Orte – (a.c.) – Le dimissioni dell’assessora all’Istruzione Mariastella Fuselli, annunciate ieri sera durante il consiglio comunale a causa della mancata riapertura delle scuole il 14 settembre, scoperchiano il vaso di Pandora della politica ortana e sia da destra che da sinistra arrivano immediati gli inviti al sindaco Angelo Giuliani a staccare la spina alla sua maggioranza.

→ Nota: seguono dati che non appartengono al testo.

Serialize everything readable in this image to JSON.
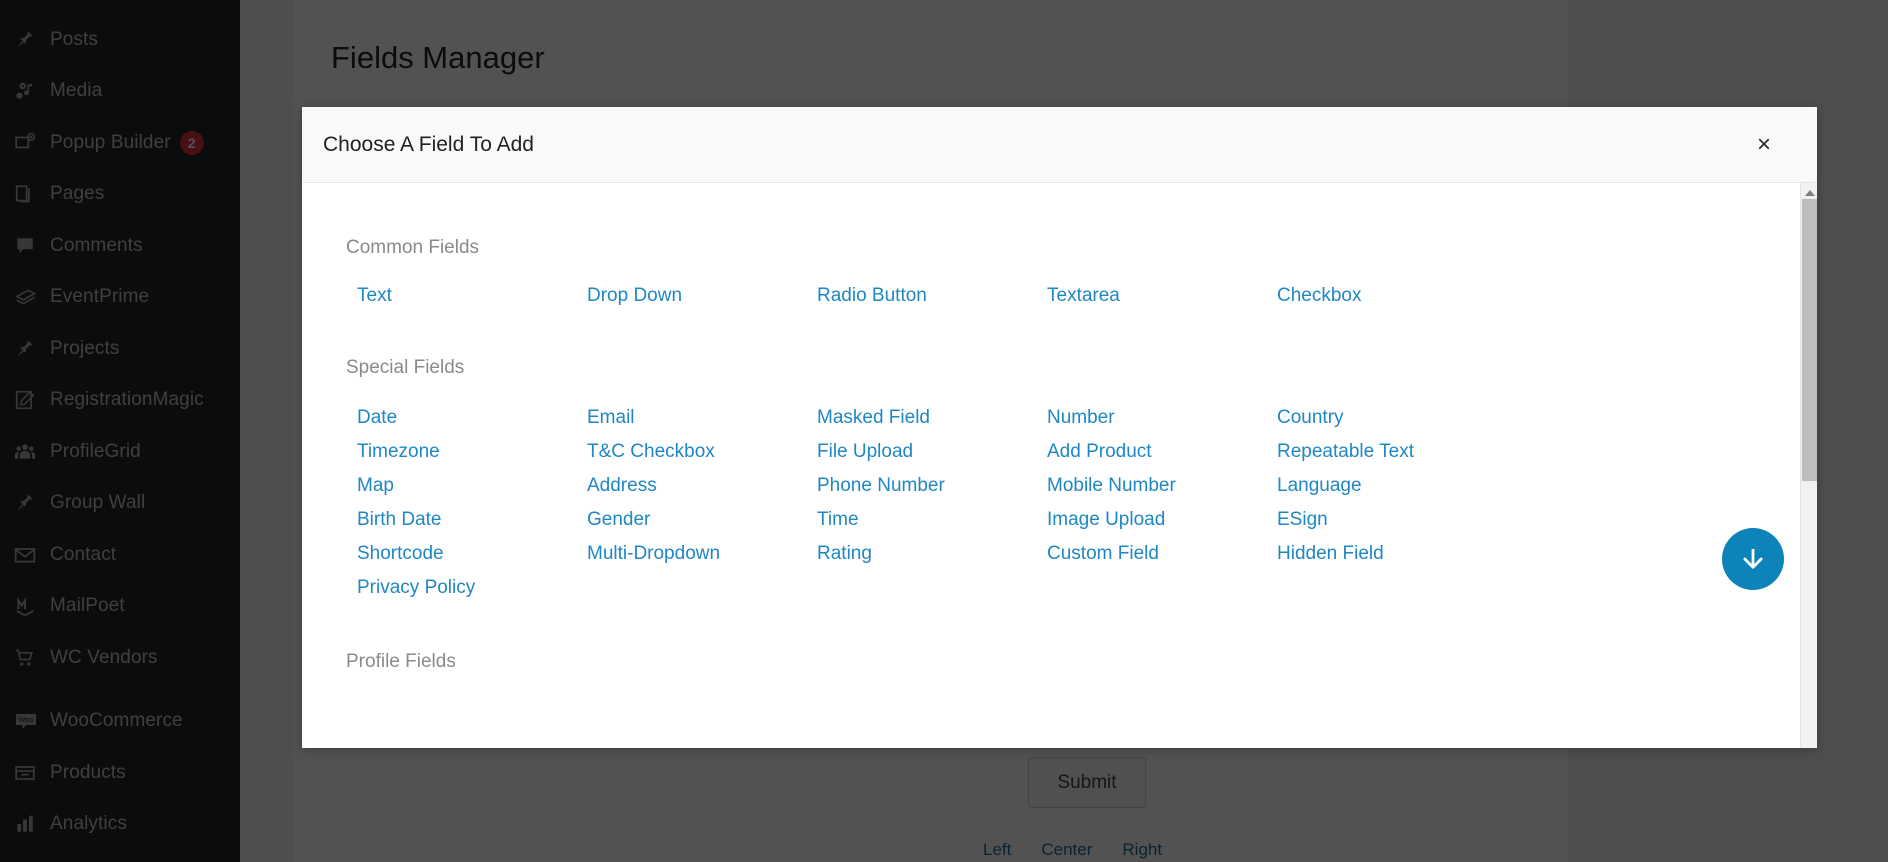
{
  "sidebar": {
    "items": [
      {
        "label": "Posts",
        "icon": "pin-icon",
        "badge": null
      },
      {
        "label": "Media",
        "icon": "media-icon",
        "badge": null
      },
      {
        "label": "Popup Builder",
        "icon": "popup-icon",
        "badge": "2"
      },
      {
        "label": "Pages",
        "icon": "pages-icon",
        "badge": null
      },
      {
        "label": "Comments",
        "icon": "comment-icon",
        "badge": null
      },
      {
        "label": "EventPrime",
        "icon": "ticket-icon",
        "badge": null
      },
      {
        "label": "Projects",
        "icon": "pin-icon",
        "badge": null
      },
      {
        "label": "RegistrationMagic",
        "icon": "form-edit-icon",
        "badge": null
      },
      {
        "label": "ProfileGrid",
        "icon": "people-icon",
        "badge": null
      },
      {
        "label": "Group Wall",
        "icon": "pin-icon",
        "badge": null
      },
      {
        "label": "Contact",
        "icon": "envelope-icon",
        "badge": null
      },
      {
        "label": "MailPoet",
        "icon": "mailpoet-icon",
        "badge": null
      },
      {
        "label": "WC Vendors",
        "icon": "cart-icon",
        "badge": null
      },
      {
        "label": "WooCommerce",
        "icon": "woocommerce-icon",
        "badge": null
      },
      {
        "label": "Products",
        "icon": "products-icon",
        "badge": null
      },
      {
        "label": "Analytics",
        "icon": "bar-chart-icon",
        "badge": null
      }
    ]
  },
  "page": {
    "title": "Fields Manager",
    "submit_label": "Submit",
    "align_options": [
      "Left",
      "Center",
      "Right"
    ]
  },
  "modal": {
    "title": "Choose A Field To Add",
    "close_label": "×",
    "sections": [
      {
        "title": "Common Fields",
        "fields": [
          "Text",
          "Drop Down",
          "Radio Button",
          "Textarea",
          "Checkbox"
        ]
      },
      {
        "title": "Special Fields",
        "fields": [
          "Date",
          "Email",
          "Masked Field",
          "Number",
          "Country",
          "Timezone",
          "T&C Checkbox",
          "File Upload",
          "Add Product",
          "Repeatable Text",
          "Map",
          "Address",
          "Phone Number",
          "Mobile Number",
          "Language",
          "Birth Date",
          "Gender",
          "Time",
          "Image Upload",
          "ESign",
          "Shortcode",
          "Multi-Dropdown",
          "Rating",
          "Custom Field",
          "Hidden Field",
          "Privacy Policy"
        ]
      },
      {
        "title": "Profile Fields",
        "fields": []
      }
    ],
    "scroll_down_icon": "arrow-down-icon"
  },
  "colors": {
    "link": "#1e87c4",
    "accent": "#0d83b9",
    "section_heading": "#8a8a8a",
    "sidebar_bg": "#23282d",
    "badge": "#d63638"
  }
}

Angelo Ciocchetti, capogruppo della lista Anima Orte, che comprende anche il Pd, scrive su Facebook che “l’amministrazione comunale si regge in piedi grazie alla surroga del 2016 che avvicendava Roberta Maccaglia con Alessandra Proietti. Se la matematica non è un’opinione, con tre consiglieri usciti dalla maggioranza Orizzonte comune Orte avrebbe terminato la sua risibile amministrazione e oggi il consiglio comunale sarebbe decaduto”.

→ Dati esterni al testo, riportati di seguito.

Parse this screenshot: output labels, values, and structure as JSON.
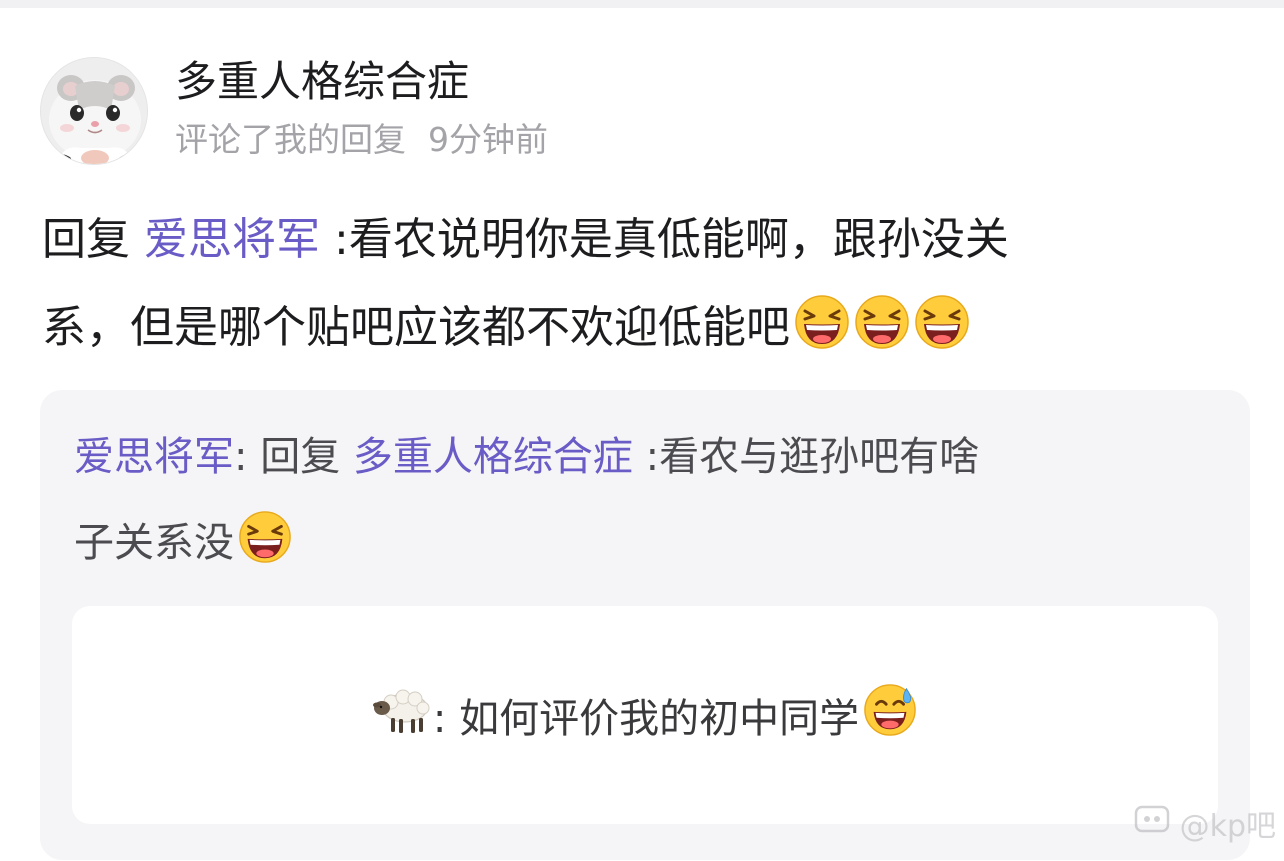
{
  "user": {
    "name": "多重人格综合症",
    "action": "评论了我的回复",
    "time": "9分钟前"
  },
  "comment": {
    "reply_prefix": "回复",
    "mention": "爱思将军",
    "line1_text": ":看农说明你是真低能啊，跟孙没关",
    "line2_text": "系，但是哪个贴吧应该都不欢迎低能吧",
    "emoji_icons": [
      "grinning-squint-face-icon",
      "grinning-squint-face-icon",
      "grinning-squint-face-icon"
    ]
  },
  "quote": {
    "author": "爱思将军",
    "separator": ": ",
    "reply_prefix": "回复",
    "mention": "多重人格综合症",
    "line1_text": ":看农与逛孙吧有啥",
    "line2_text": "子关系没",
    "emoji_icon": "grinning-squint-face-icon"
  },
  "original_post": {
    "prefix_icon": "sheep-icon",
    "text": ": 如何评价我的初中同学",
    "suffix_icon": "grinning-sweat-face-icon"
  },
  "watermark": {
    "text": "@kp吧"
  },
  "colors": {
    "mention": "#6a5cc6",
    "primary_text": "#1d1d1f",
    "meta_text": "#a3a3a8",
    "quote_bg": "#f5f5f7"
  }
}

Per semplificare ulteriormente il concetto, Ciocchetti aggiunge un commento: “Sette consiglieri a sei. Dimissioni subito”.

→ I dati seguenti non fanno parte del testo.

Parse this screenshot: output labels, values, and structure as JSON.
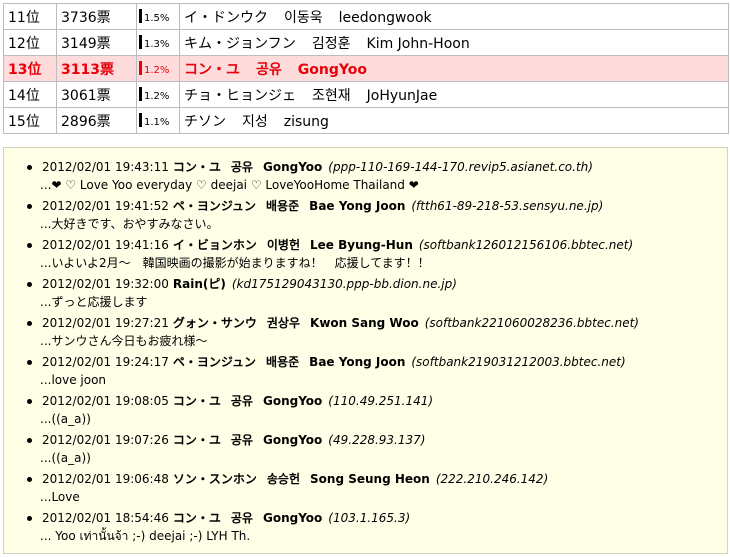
{
  "ranking": [
    {
      "rank": "11位",
      "votes": "3736票",
      "pct": "1.5%",
      "name_ja": "イ・ドンウク",
      "name_ko": "이동욱",
      "name_en": "leedongwook",
      "highlight": false
    },
    {
      "rank": "12位",
      "votes": "3149票",
      "pct": "1.3%",
      "name_ja": "キム・ジョンフン",
      "name_ko": "김정훈",
      "name_en": "Kim John-Hoon",
      "highlight": false
    },
    {
      "rank": "13位",
      "votes": "3113票",
      "pct": "1.2%",
      "name_ja": "コン・ユ",
      "name_ko": "공유",
      "name_en": "GongYoo",
      "highlight": true
    },
    {
      "rank": "14位",
      "votes": "3061票",
      "pct": "1.2%",
      "name_ja": "チョ・ヒョンジェ",
      "name_ko": "조현재",
      "name_en": "JoHyunJae",
      "highlight": false
    },
    {
      "rank": "15位",
      "votes": "2896票",
      "pct": "1.1%",
      "name_ja": "チソン",
      "name_ko": "지성",
      "name_en": "zisung",
      "highlight": false
    }
  ],
  "comments": [
    {
      "timestamp": "2012/02/01 19:43:11",
      "name_ja": "コン・ユ",
      "name_ko": "공유",
      "name_en": "GongYoo",
      "host": "(ppp-110-169-144-170.revip5.asianet.co.th)",
      "message": "...❤ ♡ Love Yoo everyday ♡ deejai ♡ LoveYooHome Thailand ❤"
    },
    {
      "timestamp": "2012/02/01 19:41:52",
      "name_ja": "ペ・ヨンジュン",
      "name_ko": "배용준",
      "name_en": "Bae Yong Joon",
      "host": "(ftth61-89-218-53.sensyu.ne.jp)",
      "message": "...大好きです、おやすみなさい。"
    },
    {
      "timestamp": "2012/02/01 19:41:16",
      "name_ja": "イ・ビョンホン",
      "name_ko": "이병헌",
      "name_en": "Lee Byung-Hun",
      "host": "(softbank126012156106.bbtec.net)",
      "message": "...いよいよ2月～　韓国映画の撮影が始まりますね！　応援してます！！"
    },
    {
      "timestamp": "2012/02/01 19:32:00",
      "name_ja": "Rain(ピ)",
      "name_ko": "",
      "name_en": "",
      "host": "(kd175129043130.ppp-bb.dion.ne.jp)",
      "message": "...ずっと応援します"
    },
    {
      "timestamp": "2012/02/01 19:27:21",
      "name_ja": "グォン・サンウ",
      "name_ko": "권상우",
      "name_en": "Kwon Sang Woo",
      "host": "(softbank221060028236.bbtec.net)",
      "message": "...サンウさん今日もお疲れ様～"
    },
    {
      "timestamp": "2012/02/01 19:24:17",
      "name_ja": "ペ・ヨンジュン",
      "name_ko": "배용준",
      "name_en": "Bae Yong Joon",
      "host": "(softbank219031212003.bbtec.net)",
      "message": "...love joon"
    },
    {
      "timestamp": "2012/02/01 19:08:05",
      "name_ja": "コン・ユ",
      "name_ko": "공유",
      "name_en": "GongYoo",
      "host": "(110.49.251.141)",
      "message": "...((a_a))"
    },
    {
      "timestamp": "2012/02/01 19:07:26",
      "name_ja": "コン・ユ",
      "name_ko": "공유",
      "name_en": "GongYoo",
      "host": "(49.228.93.137)",
      "message": "...((a_a))"
    },
    {
      "timestamp": "2012/02/01 19:06:48",
      "name_ja": "ソン・スンホン",
      "name_ko": "송승헌",
      "name_en": "Song Seung Heon",
      "host": "(222.210.246.142)",
      "message": "...Love"
    },
    {
      "timestamp": "2012/02/01 18:54:46",
      "name_ja": "コン・ユ",
      "name_ko": "공유",
      "name_en": "GongYoo",
      "host": "(103.1.165.3)",
      "message": "... Yoo เท่านั้นจ้า ;-) deejai ;-) LYH Th."
    }
  ],
  "colors": {
    "highlight_text": "#e8000b",
    "highlight_bg": "#ffdcdc",
    "comment_bg": "#ffffe8"
  }
}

Particolare la situazione della Lega, che conta due consiglieri comunali, di cui uno (Enrico Delle Macchie) ancora in maggioranza e uno (il presidente del consiglio comunale Marco Tofone) passato in minoranza a inizio luglio e assente alla seduta di ieri sera per “motivi personali”.
Sulla pagina Facebook del coordinamento di Orte, guidato da Luigi Tofone, il Carroccio scrive che “l’amministrazione comunale continua a perdere pezzi” e che “un sindaco che non utilizza gli assessori preposti indica una totale mancanza di leadership”.
A proposito della mancata riapertura delle scuole, la Lega definisce “sconcertante e penoso” l’intervento con cui Giuliani ha spiegato la sua decisione e aggiunge: “Vista la pessima figura fatta e l’improvvisazione dimostrata, il sindaco deve dimettersi. Orte non merita questo”.